Ele era famoso além das costas de Cuba por sua poderosa dotação, um símbolo de uma era de sexo e pecado. Mas quando a revolução chegou, ele desapareceu
“Isso não é falso. Isso é real. É por isso que lhe chamam Super-Homem.” -Fredo, O Padrinho Parte II
O filho do prefeito desenhou em seu cigarro, pensou 60 anos atrás, fez uma pausa, e fez um movimento de corte em sua coxa inferior de 15 centímetros, mais ou menos, da virilha até logo acima do joelho. “As mulheres disseram: ‘Ele tem um facão'”
O filho do prefeito está na casa dos setenta, mas ele era um adolescente na época, durante os anos do pecado original de Havana. Ele pensou em seu pai quando jovem, um corredor do loto que subiu para a prefeitura do Bairro de Los Sitios, no Centro Habana. Seu pai adorava misturar-se com as estrelas que afluíam à capital, e às vezes levava seu filho para conhecê-las: Brando, Nat King Cole, e aquele velho Borrachón Hemingway. O filho do prefeito uma vez ficou bêbado com Benny Moré, o famoso crooner cubano que tinha um show regular no Guadalajara.
Mas mais reverenciado que todos os outros era o homem de muitos nomes. El Toro. La Reina. O Homem dos Olhos Dorminhocos. Fora de Cuba, de Miami a Nova Iorque e Hollywood, ele era conhecido simplesmente como Super-Homem. O filho do prefeito nunca conheceu o lendário ator, mas todos sabiam dele. Os rapazes locais falavam sobre o seu dom.
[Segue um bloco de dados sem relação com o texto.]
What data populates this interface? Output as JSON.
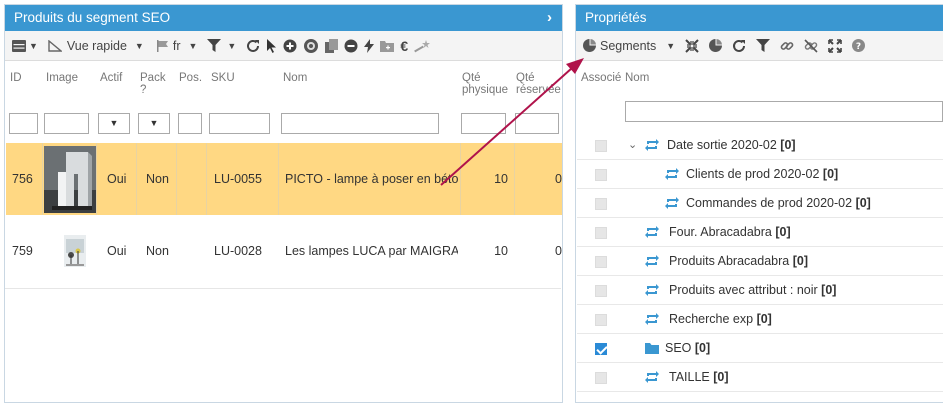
{
  "left": {
    "title": "Produits du segment SEO",
    "toolbar": {
      "view_label": "Vue rapide",
      "lang_label": "fr"
    },
    "columns": {
      "id": "ID",
      "image": "Image",
      "actif": "Actif",
      "pack": "Pack ?",
      "pos": "Pos.",
      "sku": "SKU",
      "nom": "Nom",
      "qte_phys": "Qté physique",
      "qte_res": "Qté réservée"
    },
    "rows": [
      {
        "id": "756",
        "actif": "Oui",
        "pack": "Non",
        "sku": "LU-0055",
        "nom": "PICTO - lampe à poser en béto",
        "qte": "10",
        "res": "0"
      },
      {
        "id": "759",
        "actif": "Oui",
        "pack": "Non",
        "sku": "LU-0028",
        "nom": "Les lampes LUCA par MAIGRA",
        "qte": "10",
        "res": "0"
      }
    ]
  },
  "right": {
    "title": "Propriétés",
    "toolbar": {
      "segments_label": "Segments"
    },
    "columns": {
      "associe": "Associé",
      "nom": "Nom"
    },
    "tree": [
      {
        "label": "Date sortie 2020-02",
        "count": "[0]",
        "checked": false
      },
      {
        "label": "Clients de prod 2020-02",
        "count": "[0]",
        "checked": false
      },
      {
        "label": "Commandes de prod 2020-02",
        "count": "[0]",
        "checked": false
      },
      {
        "label": "Four. Abracadabra",
        "count": "[0]",
        "checked": false
      },
      {
        "label": "Produits Abracadabra",
        "count": "[0]",
        "checked": false
      },
      {
        "label": "Produits avec attribut : noir",
        "count": "[0]",
        "checked": false
      },
      {
        "label": "Recherche exp",
        "count": "[0]",
        "checked": false
      },
      {
        "label": "SEO",
        "count": "[0]",
        "checked": true
      },
      {
        "label": "TAILLE",
        "count": "[0]",
        "checked": false
      }
    ]
  },
  "colors": {
    "header_blue": "#3a97d1",
    "selected_row": "#ffd883",
    "arrow": "#b0134b",
    "icon_blue": "#3a97d1"
  }
}
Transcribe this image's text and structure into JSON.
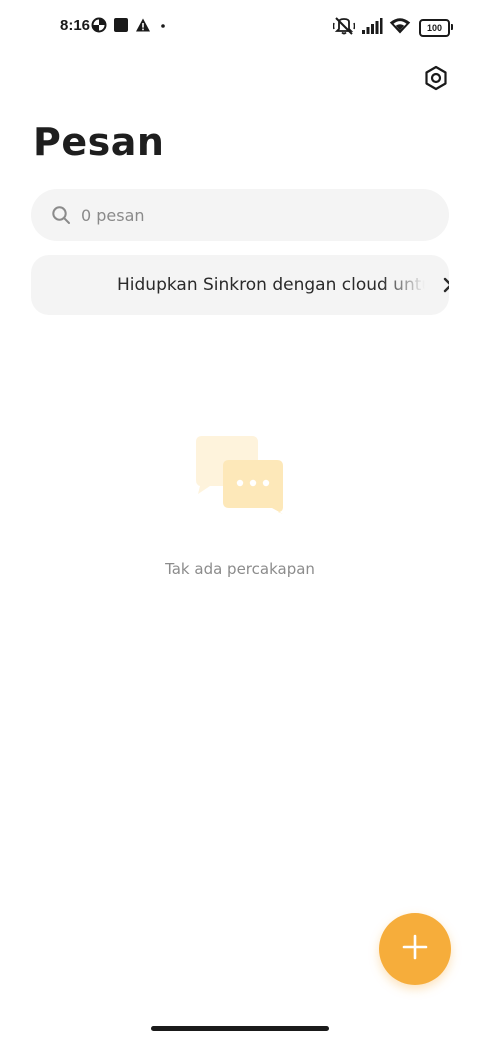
{
  "status_bar": {
    "time": "8:16",
    "battery_level": "100",
    "left_icons": [
      "data-saver-icon",
      "app-square-icon",
      "warning-icon",
      "dot-icon"
    ],
    "right_icons": [
      "vibrate-off-icon",
      "signal-icon",
      "wifi-icon",
      "battery-icon"
    ]
  },
  "header": {
    "title": "Pesan",
    "settings_icon": "settings-hex-icon"
  },
  "search": {
    "placeholder": "0 pesan",
    "value": ""
  },
  "sync_banner": {
    "text": "Hidupkan Sinkron dengan cloud untuk mencadangkan pesan"
  },
  "empty_state": {
    "text": "Tak ada percakapan",
    "icon": "chat-bubbles-icon"
  },
  "fab": {
    "icon": "plus-icon"
  },
  "colors": {
    "accent": "#f6ad3b",
    "surface": "#f4f4f4",
    "muted_text": "#8c8c8c",
    "illustration": "#fde8b9"
  }
}
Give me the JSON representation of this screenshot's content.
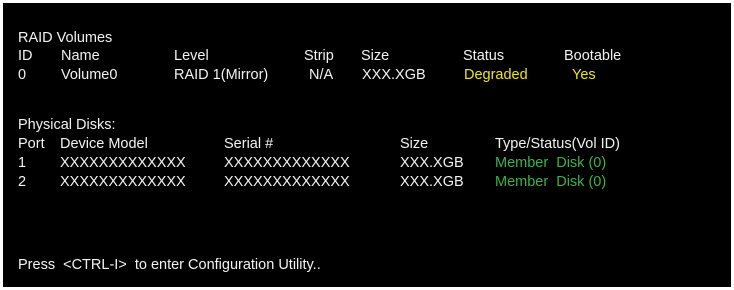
{
  "raid": {
    "title": "RAID Volumes",
    "headers": {
      "id": "ID",
      "name": "Name",
      "level": "Level",
      "strip": "Strip",
      "size": "Size",
      "status": "Status",
      "bootable": "Bootable"
    },
    "volumes": [
      {
        "id": "0",
        "name": "Volume0",
        "level": "RAID 1(Mirror)",
        "strip": "N/A",
        "size": "XXX.XGB",
        "status": "Degraded",
        "bootable": "Yes"
      }
    ]
  },
  "disks": {
    "title": "Physical Disks:",
    "headers": {
      "port": "Port",
      "model": "Device Model",
      "serial": "Serial #",
      "size": "Size",
      "type_status": "Type/Status(Vol ID)"
    },
    "rows": [
      {
        "port": "1",
        "model": "XXXXXXXXXXXXX",
        "serial": "XXXXXXXXXXXXX",
        "size": "XXX.XGB",
        "type_status": "Member  Disk (0)"
      },
      {
        "port": "2",
        "model": "XXXXXXXXXXXXX",
        "serial": "XXXXXXXXXXXXX",
        "size": "XXX.XGB",
        "type_status": "Member  Disk (0)"
      }
    ]
  },
  "footer": {
    "prompt": "Press  <CTRL-I>  to enter Configuration Utility.."
  },
  "colors": {
    "background": "#000000",
    "text": "#f2f2f2",
    "status_warning": "#f1e21c",
    "member_ok": "#3bb24a"
  }
}
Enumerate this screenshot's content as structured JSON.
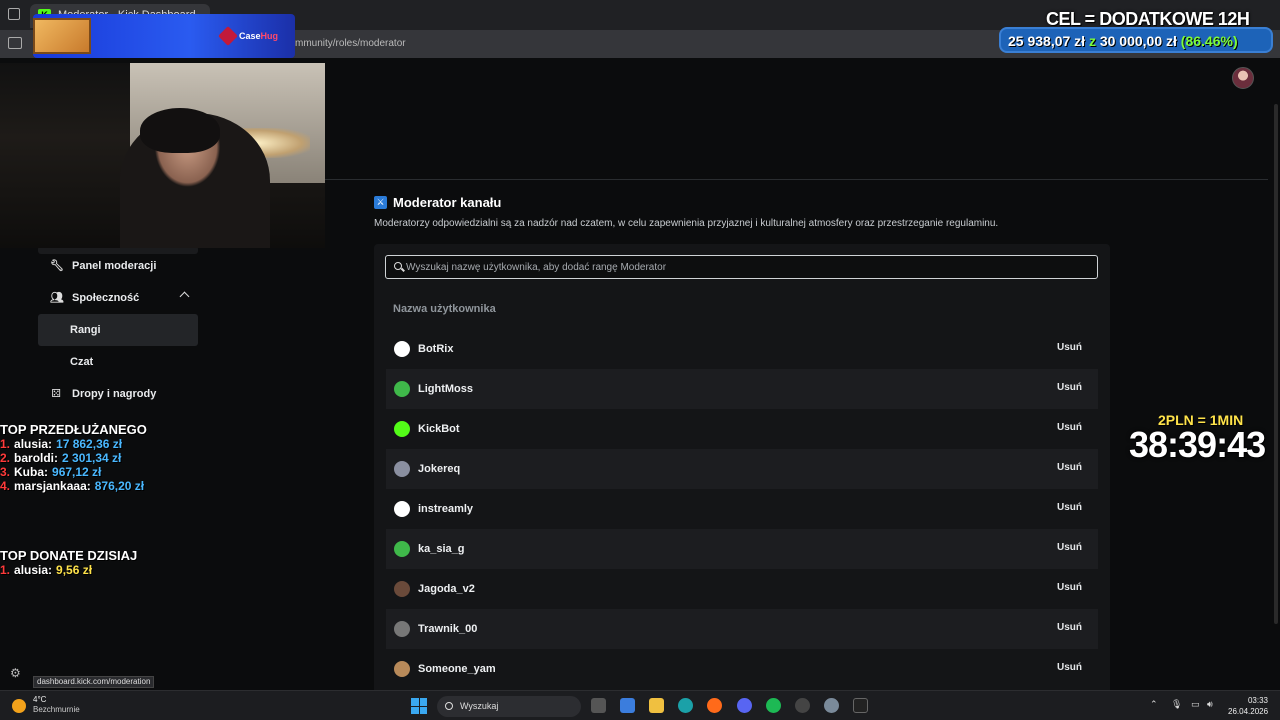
{
  "browser": {
    "tab_title": "Moderator - Kick Dashboard",
    "url": "mmunity/roles/moderator",
    "status_url": "dashboard.kick.com/moderation"
  },
  "nav": {
    "items": [
      {
        "label": "Panel moderacji",
        "icon": "wrench-icon"
      },
      {
        "label": "Społeczność",
        "icon": "users-icon",
        "expanded": true
      },
      {
        "label": "Rangi",
        "sub": true,
        "active": true
      },
      {
        "label": "Czat",
        "sub": true
      },
      {
        "label": "Dropy i nagrody",
        "icon": "gift-icon"
      }
    ]
  },
  "main": {
    "title": "Moderator kanału",
    "description": "Moderatorzy odpowiedzialni są za nadzór nad czatem, w celu zapewnienia przyjaznej i kulturalnej atmosfery oraz przestrzeganie regulaminu.",
    "search_placeholder": "Wyszukaj nazwę użytkownika, aby dodać rangę Moderator",
    "column_header": "Nazwa użytkownika",
    "remove_label": "Usuń",
    "users": [
      {
        "name": "BotRix",
        "avatar_color": "#ffffff"
      },
      {
        "name": "LightMoss",
        "avatar_color": "#3fb84a"
      },
      {
        "name": "KickBot",
        "avatar_color": "#53fc18"
      },
      {
        "name": "Jokereq",
        "avatar_color": "#8a8fa0"
      },
      {
        "name": "instreamly",
        "avatar_color": "#ffffff"
      },
      {
        "name": "ka_sia_g",
        "avatar_color": "#3fb84a"
      },
      {
        "name": "Jagoda_v2",
        "avatar_color": "#6a4a3a"
      },
      {
        "name": "Trawnik_00",
        "avatar_color": "#777777"
      },
      {
        "name": "Someone_yam",
        "avatar_color": "#b88a5a"
      }
    ]
  },
  "overlay": {
    "goal_title": "CEL = DODATKOWE 12H",
    "goal_current": "25 938,07 zł",
    "goal_sep": "z",
    "goal_target": "30 000,00 zł",
    "goal_pct": "(86.46%)",
    "timer_rate": "2PLN = 1MIN",
    "timer": "38:39:43",
    "ad_brand_a": "Case",
    "ad_brand_b": "Hug",
    "top_extend_title": "TOP PRZEDŁUŻANEGO",
    "top_extend": [
      {
        "rank": "1.",
        "name": "alusia:",
        "amount": "17 862,36 zł"
      },
      {
        "rank": "2.",
        "name": "baroldi:",
        "amount": "2 301,34 zł"
      },
      {
        "rank": "3.",
        "name": "Kuba:",
        "amount": "967,12 zł"
      },
      {
        "rank": "4.",
        "name": "marsjankaaa:",
        "amount": "876,20 zł"
      }
    ],
    "top_donate_title": "TOP DONATE DZISIAJ",
    "top_donate": [
      {
        "rank": "1.",
        "name": "alusia:",
        "amount": "9,56 zł"
      }
    ]
  },
  "taskbar": {
    "weather_temp": "4°C",
    "weather_desc": "Bezchmurnie",
    "search_label": "Wyszukaj",
    "time": "03:33",
    "date": "26.04.2026"
  },
  "colors": {
    "accent": "#53fc18",
    "page_bg": "#0b0c0d",
    "panel_bg": "#141517"
  }
}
Fofocavam sobre as mulheres, sobre o sexo. “Como quando se está a chegar à idade adulta, a ler as Playboys do teu pai. Era sobre isso que as crianças falavam”, disse ele. “A ideia de que este homem estava por perto, de certa forma, era espantosa.”
Superman foi a principal atracção no famoso Teatro Shanghai, no Barrio Chino-Chinatown. De acordo com a lenda local, o Shanghai apresentava shows de sexo ao vivo. “Se você é um cara decente de Omaha, mostrando a sua melhor garota as vistas de Havana, e você comete o erro de entrar no Shanghai, você vai amaldiçoar Garcia e vai querer torcer o pescoço dele por corromper a moral do seu doce bebê”, escreveu Suppressed, uma revista tablóide, em sua crítica de 1957 sobre o clube.
Após a revolução, o Xangai fechou. Muitos dos artistas fugiram do país. O Super-Homem desapareceu, como um fantasma. Ninguém sabia o seu verdadeiro nome. Não havia fotos conhecidas dele. Um homem que já foi famoso muito além das costas de Cuba – que mais tarde foi ficcionado em O Padrinho Parte II e Nosso Homem em Havana, de Graham Greene – foi largamente esquecido, uma nota de rodapé em uma história sórdida.
Nos anos difíceis que se seguiram, as pessoas não falavam desses tempos, como se eles nunca tivessem acontecido. “Você não queria criar problemas com o governo”, disse o filho do prefeito. “As pessoas estavam com medo. As pessoas não queriam olhar para trás. Depois disso, era uma história totalmente nova. Era como se tudo não existisse antes. Era como o Ano Zero.”
E naquele vazio, a história do Super-Homem desapareceu.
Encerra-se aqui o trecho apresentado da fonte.